Les débats, qui devraient démarrer en fin d'après-midi, marqueront l'entrée en scène du nouveau ministre délégué au Logement, le macroniste Guillaume Kasbarian, chargé de désamorcer la "bombe sociale" redoutée par les acteurs du secteur.
A l'Assemblée en janvier, sur fond de remaniement inachevé, l'absence d'un ministre chargé spécifiquement de ce portefeuille pour débattre du texte du gouvernement avait irrité les oppositions. Sans empêcher son adoption haut la main en première lecture.

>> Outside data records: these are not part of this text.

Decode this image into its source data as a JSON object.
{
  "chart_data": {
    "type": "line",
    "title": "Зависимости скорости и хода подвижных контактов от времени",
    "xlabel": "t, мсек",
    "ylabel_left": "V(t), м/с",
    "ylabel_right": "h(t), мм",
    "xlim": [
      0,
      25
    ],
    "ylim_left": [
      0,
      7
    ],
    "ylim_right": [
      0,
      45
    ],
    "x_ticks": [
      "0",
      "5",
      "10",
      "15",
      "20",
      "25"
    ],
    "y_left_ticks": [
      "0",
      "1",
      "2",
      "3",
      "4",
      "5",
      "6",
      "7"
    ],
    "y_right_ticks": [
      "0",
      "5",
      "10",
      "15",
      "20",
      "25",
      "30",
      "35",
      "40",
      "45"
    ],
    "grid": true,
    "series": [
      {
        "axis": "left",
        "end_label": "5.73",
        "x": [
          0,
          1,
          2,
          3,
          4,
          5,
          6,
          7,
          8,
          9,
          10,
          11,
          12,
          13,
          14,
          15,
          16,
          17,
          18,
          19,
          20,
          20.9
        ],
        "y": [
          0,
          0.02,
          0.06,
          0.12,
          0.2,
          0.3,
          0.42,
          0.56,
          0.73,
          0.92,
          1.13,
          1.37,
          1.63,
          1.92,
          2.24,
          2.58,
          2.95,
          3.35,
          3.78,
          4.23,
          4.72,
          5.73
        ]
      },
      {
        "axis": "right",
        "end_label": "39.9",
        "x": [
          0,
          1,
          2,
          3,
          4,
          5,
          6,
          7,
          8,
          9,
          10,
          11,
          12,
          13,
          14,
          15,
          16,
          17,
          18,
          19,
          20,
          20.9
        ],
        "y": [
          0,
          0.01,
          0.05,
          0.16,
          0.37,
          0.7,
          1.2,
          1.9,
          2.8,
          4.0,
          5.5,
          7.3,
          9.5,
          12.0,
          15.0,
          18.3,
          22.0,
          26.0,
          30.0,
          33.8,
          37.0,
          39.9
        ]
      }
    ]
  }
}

"Au regard de l'urgence de la situation, on attend aujourd'hui des dispositions beaucoup plus larges qui permettraient de répondre à la crise du logement", observe la sénatrice centriste Amel Gacquerre (UDI), rapporteure du projet de loi, faisant écho à un souhait largement exprimé à l'Assemblée.
Mais à défaut d'être "la grande loi logement" attendue, cette "boîte à outils est bienvenue" pour s'attaquer à l'habitat indigne, dit-elle à l'AFP. Parce qu'elle "vient du terrain" et s'attaque à un phénomène qui ne concerne pas seulement "les grandes barres" de banlieue parisienne mais aussi "des petits immeubles dans les petites villes".
Rénover plutôt que démolir
Pour soutenir les plus de 114.000 copropriétés qui sont en difficulté selon le gouvernement, le projet de loi veut notamment faciliter le lancement de travaux en amont, avant qu'une dégradation définitive ne nécessite une démolition.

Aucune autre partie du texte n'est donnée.